Did you see my recent post on Chile and Milton Friedman? Talk about taking freedom. They couldn't win at the ballot box, so they used violence. And nobody there wanted to follow Friedman's policies, so the military had to expand. It doubled in size. Concentration camps, torture. The whole gamut.

Friedman's influence proceeded to Brazil, Argentina, and Uruguay. You familiar with Boris Yeltsin? His economic team was likewise called the "Chicago Boys" in Russia because they were Friedman devotees. They ousted Gorbachev, privatized the major state run industries, removed all price controls. Suffering was off the charts, with death tolls on the order of Stalin's purges. The people tried to regain control. Yeltsin saw he couldn't win at the ballot box, so he just burned down the Parliament building and installed himself as the supreme dictator, disbanding the Supreme Court and legislature.

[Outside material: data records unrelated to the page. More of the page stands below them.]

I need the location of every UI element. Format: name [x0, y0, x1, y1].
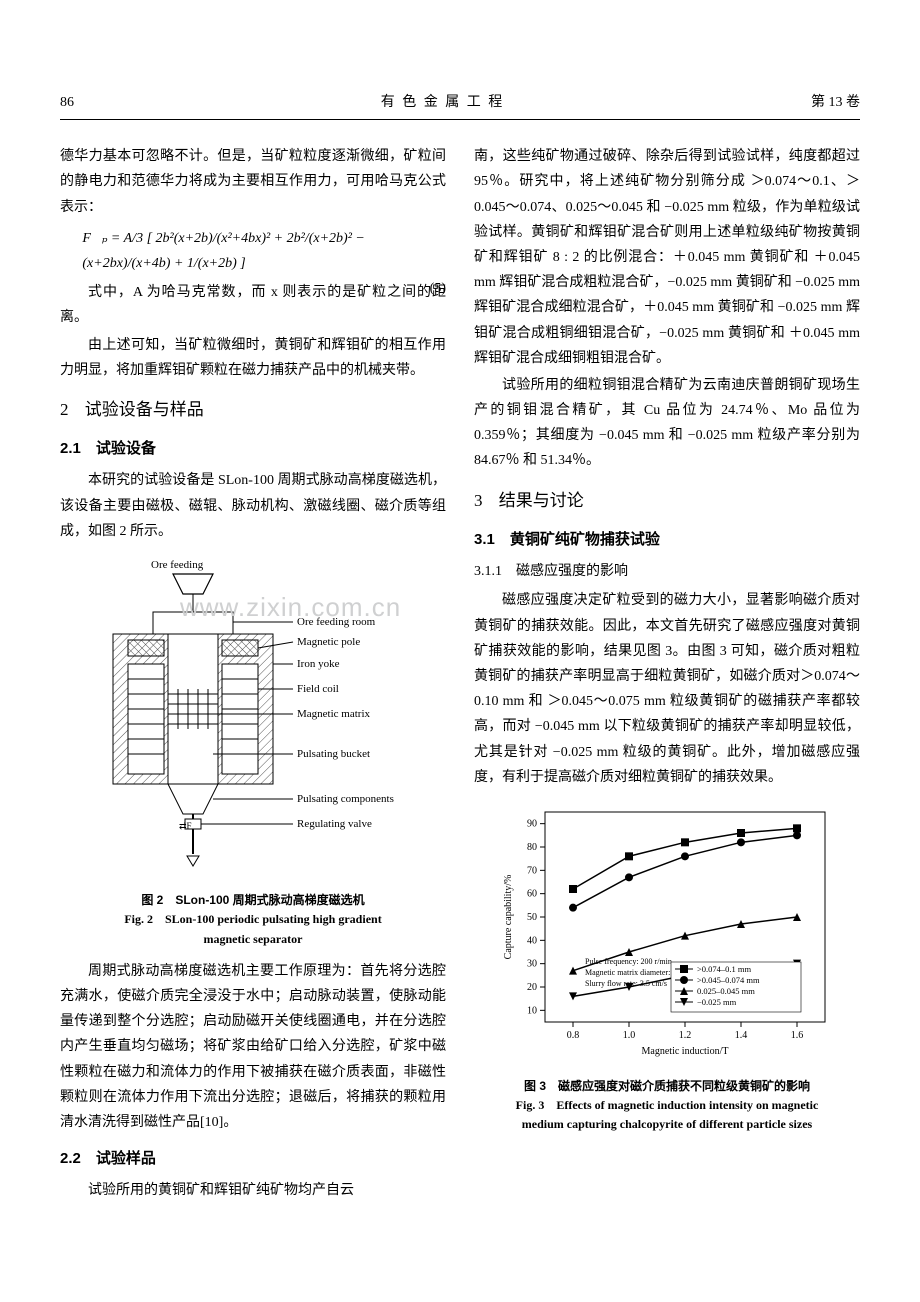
svg-text:1.6: 1.6: [791, 1030, 804, 1041]
fig2-label-3: Iron yoke: [297, 658, 340, 670]
caption-en-1: Fig. 3 Effects of magnetic induction int…: [474, 1096, 860, 1115]
caption-en-2: medium capturing chalcopyrite of differe…: [474, 1115, 860, 1134]
fig2-label-5: Magnetic matrix: [297, 708, 371, 720]
svg-text:1.2: 1.2: [679, 1030, 692, 1041]
fig2-label-0: Ore feeding: [151, 559, 204, 571]
svg-text:70: 70: [527, 865, 537, 876]
svg-text:40: 40: [527, 935, 537, 946]
figure-3: 0.8 1.0 1.2 1.4 1.6 10 20 30 40 50 60 70 80 90 Magneti…: [474, 800, 860, 1135]
figure-2-caption: 图 2 SLon-100 周期式脉动高梯度磁选机 Fig. 2 SLon-100…: [60, 891, 446, 949]
figure-3-caption: 图 3 磁感应强度对磁介质捕获不同粒级黄铜矿的影响 Fig. 3 Effects…: [474, 1077, 860, 1135]
paragraph: 本研究的试验设备是 SLon-100 周期式脉动高梯度磁选机，该设备主要由磁极、…: [60, 468, 446, 544]
subsection-3-1-heading: 3.1 黄铜矿纯矿物捕获试验: [474, 526, 860, 553]
section-2-heading: 2 试验设备与样品: [60, 395, 446, 426]
caption-cn: 图 2 SLon-100 周期式脉动高梯度磁选机: [60, 891, 446, 910]
right-column: 南，这些纯矿物通过破碎、除杂后得到试验试样，纯度都超过 95％。研究中，将上述纯…: [474, 144, 860, 1205]
fig2-label-1: Ore feeding room: [297, 616, 376, 628]
subsubsection-3-1-1-heading: 3.1.1 磁感应强度的影响: [474, 559, 860, 584]
section-3-heading: 3 结果与讨论: [474, 486, 860, 517]
caption-en-1: Fig. 2 SLon-100 periodic pulsating high …: [60, 910, 446, 929]
equation-5: F⃗ₚ = A/3 [ 2b²(x+2b)/(x²+4bx)² + 2b²/(x…: [82, 226, 446, 276]
paragraph: 式中，A 为哈马克常数，而 x 则表示的是矿粒之间的距离。: [60, 280, 446, 330]
svg-text:30: 30: [527, 959, 537, 970]
fig2-label-8: Regulating valve: [297, 818, 372, 830]
svg-text:80: 80: [527, 842, 537, 853]
svg-text:>0.074–0.1 mm: >0.074–0.1 mm: [697, 964, 752, 974]
subsection-2-2-heading: 2.2 试验样品: [60, 1145, 446, 1172]
fig2-label-4: Field coil: [297, 683, 339, 695]
paragraph: 由上述可知，当矿粒微细时，黄铜矿和辉钼矿的相互作用力明显，将加重辉钼矿颗粒在磁力…: [60, 333, 446, 383]
volume: 第 13 卷: [811, 90, 860, 115]
svg-text:>0.045–0.074 mm: >0.045–0.074 mm: [697, 975, 760, 985]
page-number: 86: [60, 90, 74, 115]
fig2-label-7: Pulsating components: [297, 793, 394, 805]
svg-text:0.025–0.045 mm: 0.025–0.045 mm: [697, 986, 755, 996]
svg-text:Magnetic induction/T: Magnetic induction/T: [642, 1046, 729, 1057]
svg-text:20: 20: [527, 982, 537, 993]
svg-text:1.4: 1.4: [735, 1030, 748, 1041]
section-number: 2: [60, 400, 69, 419]
figure-3-svg: 0.8 1.0 1.2 1.4 1.6 10 20 30 40 50 60 70 80 90 Magneti…: [497, 800, 837, 1060]
paragraph: 试验所用的黄铜矿和辉钼矿纯矿物均产自云: [60, 1178, 446, 1203]
paragraph: 周期式脉动高梯度磁选机主要工作原理为：首先将分选腔充满水，使磁介质完全浸没于水中…: [60, 959, 446, 1135]
paragraph: 德华力基本可忽略不计。但是，当矿粒粒度逐渐微细，矿粒间的静电力和范德华力将成为主…: [60, 144, 446, 220]
figure-2: www.zixin.com.cn: [60, 554, 446, 949]
svg-text:1.0: 1.0: [623, 1030, 636, 1041]
fig2-label-2: Magnetic pole: [297, 636, 360, 648]
svg-text:50: 50: [527, 912, 537, 923]
page-header: 86 有 色 金 属 工 程 第 13 卷: [60, 90, 860, 120]
section-title: 试验设备与样品: [85, 400, 204, 419]
svg-text:0.8: 0.8: [567, 1030, 580, 1041]
section-number: 3: [474, 491, 483, 510]
svg-text:Capture capability/%: Capture capability/%: [503, 875, 514, 960]
figure-2-svg: ⇄F Ore feeding Ore feeding room Magnetic…: [83, 554, 423, 874]
left-column: 德华力基本可忽略不计。但是，当矿粒粒度逐渐微细，矿粒间的静电力和范德华力将成为主…: [60, 144, 446, 1205]
subsection-2-1-heading: 2.1 试验设备: [60, 435, 446, 462]
section-title: 结果与讨论: [499, 491, 584, 510]
svg-text:60: 60: [527, 889, 537, 900]
svg-text:−0.025 mm: −0.025 mm: [697, 997, 737, 1007]
paragraph: 磁感应强度决定矿粒受到的磁力大小，显著影响磁介质对黄铜矿的捕获效能。因此，本文首…: [474, 588, 860, 790]
paragraph: 试验所用的细粒铜钼混合精矿为云南迪庆普朗铜矿现场生产的铜钼混合精矿，其 Cu 品…: [474, 373, 860, 474]
caption-cn: 图 3 磁感应强度对磁介质捕获不同粒级黄铜矿的影响: [474, 1077, 860, 1096]
fig2-label-6: Pulsating bucket: [297, 748, 370, 760]
equation-body: F⃗ₚ = A/3 [ 2b²(x+2b)/(x²+4bx)² + 2b²/(x…: [82, 231, 364, 271]
paragraph: 南，这些纯矿物通过破碎、除杂后得到试验试样，纯度都超过 95％。研究中，将上述纯…: [474, 144, 860, 371]
equation-number: (5): [430, 276, 446, 301]
svg-text:Slurry flow rate: 3.5 cm/s: Slurry flow rate: 3.5 cm/s: [585, 979, 667, 988]
svg-text:⇄F: ⇄F: [179, 821, 192, 831]
svg-text:90: 90: [527, 819, 537, 830]
caption-en-2: magnetic separator: [60, 930, 446, 949]
journal-title: 有 色 金 属 工 程: [381, 90, 505, 115]
svg-text:Pulse frequency: 200 r/min: Pulse frequency: 200 r/min: [585, 957, 672, 966]
two-column-layout: 德华力基本可忽略不计。但是，当矿粒粒度逐渐微细，矿粒间的静电力和范德华力将成为主…: [60, 144, 860, 1205]
svg-text:10: 10: [527, 1005, 537, 1016]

The list here is endless. Here you can watch mourners at a funeral getting gunned down in El Salvador. Oscar Romero, a Jesuit priest, opposed the US backed military dictatorship and spoke out against it. He was assassinated while performing mass by people trained at the infamous US training camp the School of the Americas. Those that grieved were also killed as you can see.

All this is quite natural on Laissez-Faire Capitalism. Capitalism seeks profits. Wherever labor is the cheapest is of course targeted. What prevents that? The people in those countries and their governments, who want to control their own resources and not have profits exported. So naturally your investors have a strong incentive to attack those governments. You've got ready excuses. White man's burden in the colonial days. Anti-communism. Today it's terrorism. Tomorrow it will be something else.

So of course I believe, and I can defend the idea that what I'm advocating is much more compatible with freedom. In our own country as well, not just outside our borders. But I'll stop there because I'm too long winded.